In den Nachrichten
Nudelschilder (schade).

Es ist in den­jeni­gen Zirkeln, in denen ich mich virtuell aufzuhal­ten pflege, ger­adezu ein Hei­denspaß: In Tem­plin — Nord­bran­den­burg, fast 16.000 Ein­wohn­er, davon ver­mut­lich 15.000 Kühe — dür­fen zusät­zlich zu den blö­den Hin­weiss­childern, wann denn die weni­gen verbliebe­nen Anhängern der überkomme­nen Weltan­schau­ung “Chris­ten­tum” ihr däm­lich­es Bimm­bamm zele­bri­eren wer­den, kün­ftig auch Ankündi­gun­gen für “Nudelmessen” hän­gen, also qua­sire­ligiöse Ver­anstal­tun­gen der “Pasta­fari”.

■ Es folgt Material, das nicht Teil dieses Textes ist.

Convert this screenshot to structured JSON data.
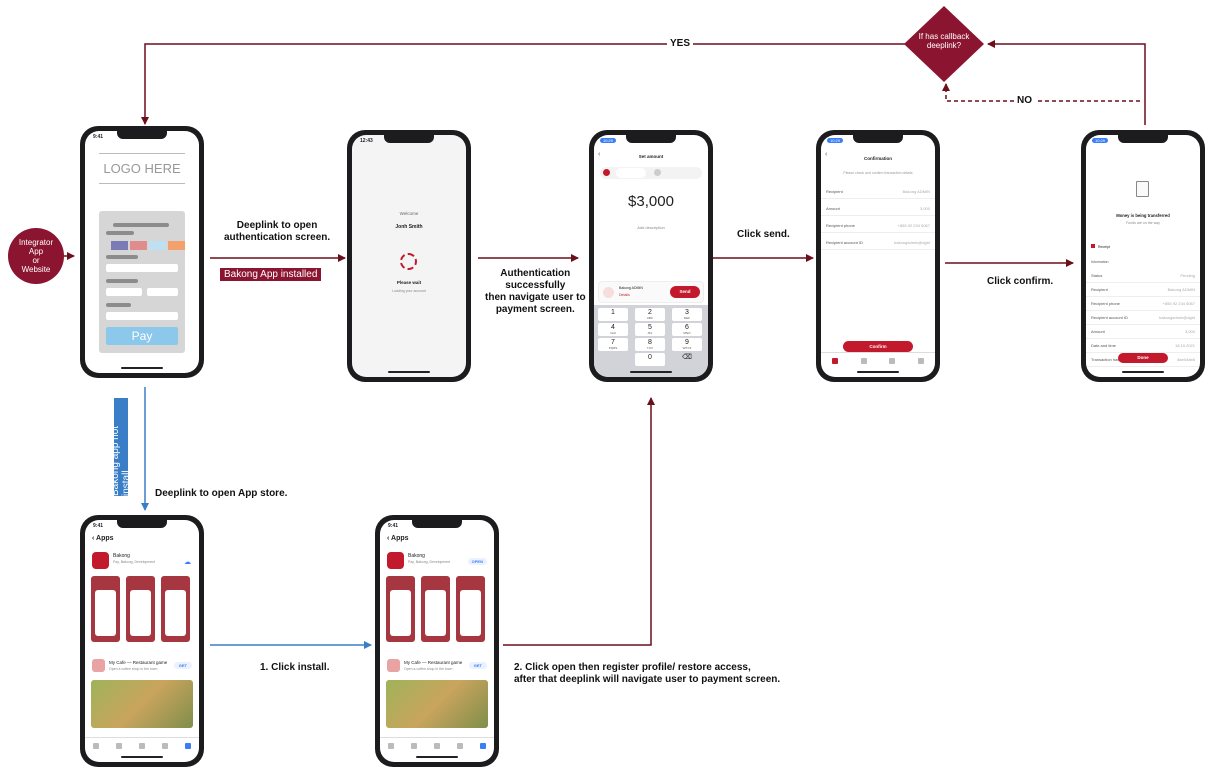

Die “Pasta­fari”, man mag’s eigentlich gar nicht erk­lären, hal­ten sich für eine “Reli­gion­spar­o­die”, gehen dabei aber deut­lich weniger inter­es­sant (weil plumper) zu Werke als die Disko­r­dian­er. Ihr höch­stes Wesen ist das fliegende Spaghet­ti­mon­ster und obwohl sie Außen­ste­hen­den, die ihren ver­bis­se­nen Ernst in der Ausübung dieser “Par­o­die” erwäh­nen, gegenüber sel­ten müde wer­den zu bekräfti­gen, dass sie das gar nicht ernst meinen, ist ihr Ver­hal­ten kaum als Scherz zu erken­nen. Das Nudelsieb als Kopf­be­deck­ung ist ja auch nicht merk­lich bek­nack­ter als Frauen­klei­der an einem Mann, der klas­sis­che Rol­len­bilder predigt.

Man betra­chtet es in diesen Kreisen jet­zt jeden­falls als Sieg, dass der Reli­gions­frei­heit nicht etwa dadurch Genüge getan werde, dass man Reli­gion­sreklame im öffentlichen Raum ganz abmon­tiert, son­dern dadurch, dass man selb­st auch welche anbrin­gen dürfe. Wie nen­nt man diese Herange­hensweise eigentlich — Entsäku­lar­isierungsap­pease­ment? Wer aufzeigen möchte, dass die christlichen Kirchen poli­tisch über­repräsen­tiert wer­den, sollte jeden­falls nicht selb­st Über­repräsen­tanz anstreben. (Aus ähn­lichem Grund erwäh­nenswert scheint mir das Vorge­hen der isländis­chen Organ­i­sa­tion Ásatrúar­félag­ið, die ein­er­seits die vorchristliche isländis­che Reli­gion wiederzubeleben vorhat, ander­er­seits sich — dort möglich, hier unmöglich — als Reli­gion­s­ge­mein­schaft hat ein­tra­gen lassen, so dass sie von dem doch recht christlichen Konzept der Kirchen­s­teuer prof­i­tieren kann. Säku­lar­isierung scheint bestech­lich zu sein.)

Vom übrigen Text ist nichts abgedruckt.